Monday, April 16, 2012

Best Buy (Before It’s Too Late)

Big losses alter course for big box retailer.

Are the days of big-box retailing coming to an end? Best Buy fears they might be.

Best Buy is moving to reverse their thus-far unprofitable year (they’ve reported a loss of nearly $2 billion in the quarter ending March 3) by shuttering 50 stores between now and the end of 2013.

But they’re not stopping there. Best Buy has studied the dynamics of their loss and concluded that the ways consumers buy electronics have irrevocably shifted. The big-box model, which is in large part how Best Buy has always done business, just isn’t working anymore. Online retailers offer a wider range of big-ticket items (plasma TVs, computers, game consoles) at prices with which the brick-and-mortar sellers — especially ones with big-box rent to pay — simply can’t compete.

So what do you do when your business model crumbles before your eyes? You can give up, of course. Or you can innovate. You can — pardon the pun — think outside the box.

Best Buy is trying a two-pronged approach. Think of them as dueling experiments. First, they’re inaugurating so-called “Connected Stores,” a sort of big-box lite, averaging about 20% smaller in terms square footage and designed with an emphasis on customer service and speedy shopping. Second, they’ll be opening a chain of much smaller outlets concentrating almost exclusively on mobile products. In both cases, and with the surviving big-boxes, they’ll be beefing up loyalty programs and offering free shipping wherever applicable.

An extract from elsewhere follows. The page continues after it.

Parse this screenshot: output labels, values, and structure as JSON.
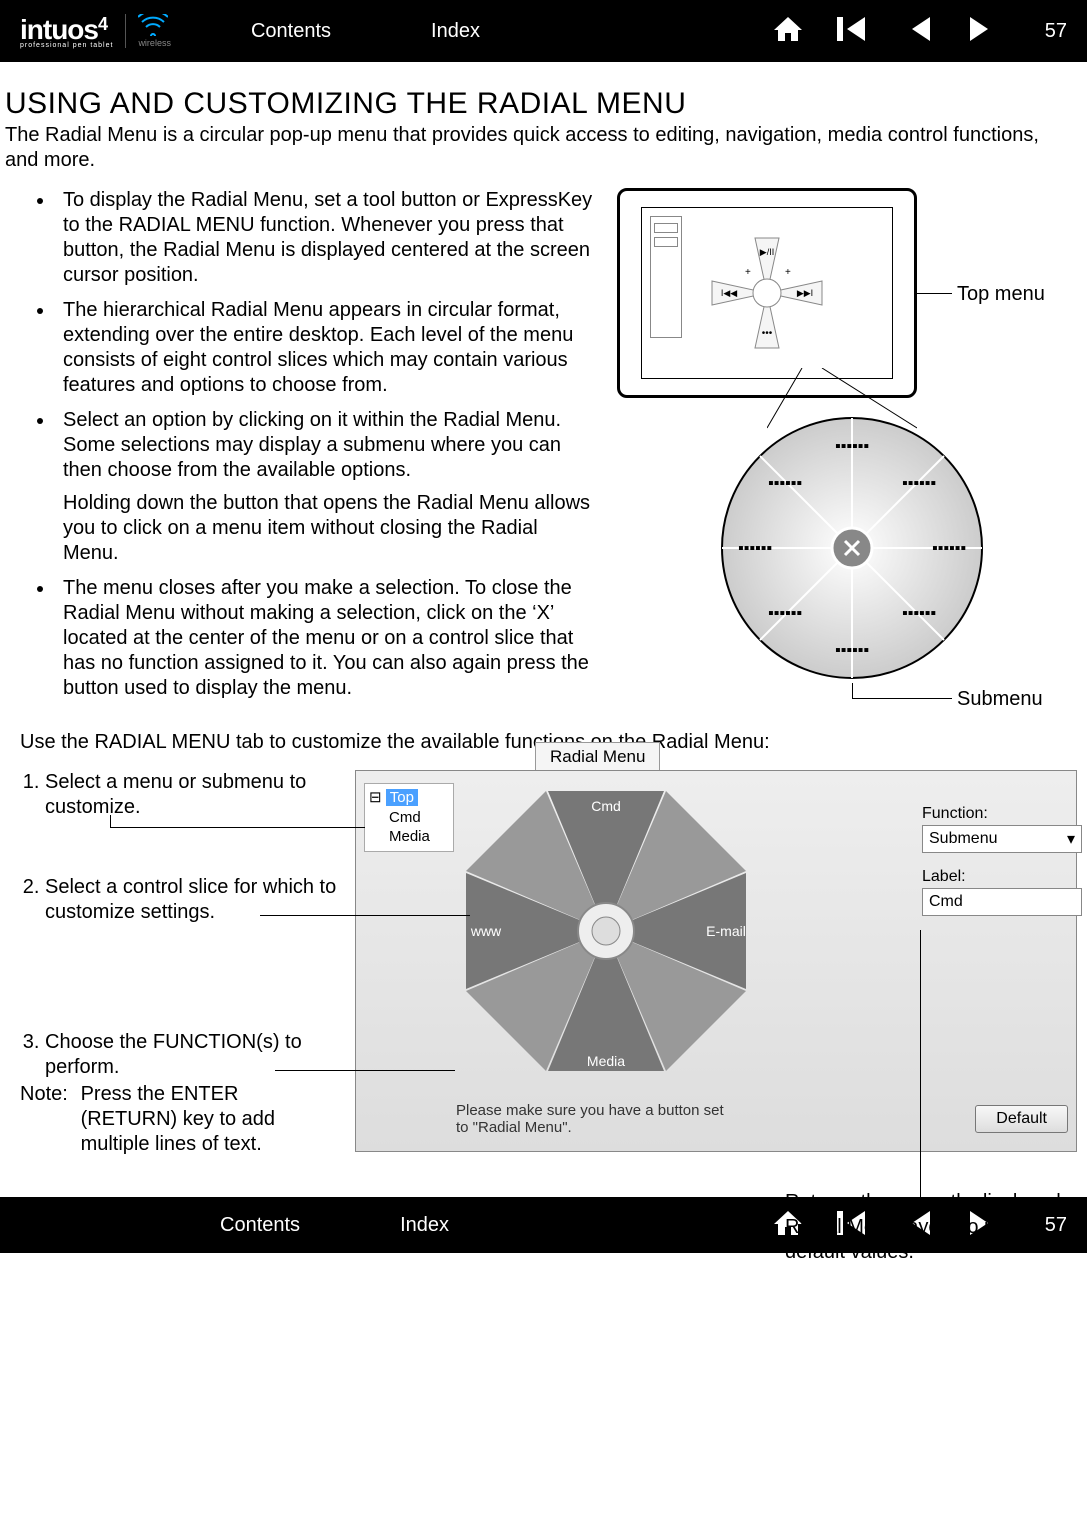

Their solutions are yet unproven. Best Buy might yet go the way of Circuit City (remember them?) but they’ll not go down without a fight. They’re fighting the best way a business can: with innovation. Hats off to that.

The C4:
  1. In Q4 2011 (which ended March 3, 2012), Best Buy suffered losses of $1.7 billion, or $4.89 per share.
  2. In response, the company is moving to close 50 stores, eliminate an additional 400 corporate jobs and cut around $800 million in costs before the end of 2013.
  3. They’re also trying to shake up their business model, by testing alternatives to their traditional big-box approach, and with an increased emphasis on customer service.
  4. Win or lose, and with all respect to those about to lose their jobs, Best Buy deserves respect for trying to innovate their way back to success.

Wednesday, December 28, 2011

The End of Longevity?

Why brands without a competitive edge will fail.

Citing poor holiday sales, Sears Holding Corporation this week announced plans to shutter about 115 Sears and Kmart stores nationwide.

Not wishing to pile on to an unfortunate situation, but we can’t help but wonder if we’re seeing a failure of brand here — or more specifically, the failure to keep two venerable brands updated and relevant.

After all, what’s Kmart? A discount store, certainly, but what differentiates it from the world’s largest discount seller? Walmart is not only the world’s largest retailer, they sell more TVs, groceries, toys, guns and diamonds than any other company in the world. What has Kmart done to compete with that? And if they can’t compete, how do they distinguish themselves?

And Sears, founded in 1886, is one of our oldest retailers. Their history is long, storied and honorable. But are they modern? Are they competitive? When was the last time you shopped at Sears?

Longevity is enviable, but it’s nothing without competitiveness and relevancy. Lacking those vital components, longevity can cease at any time.

The C4:
  1. Longevity requires a strong brand.
  2. A strong brand requires differentiation.
  3. Differentiation requires competitiveness.
  4. Competitiveness requires a desire for longevity.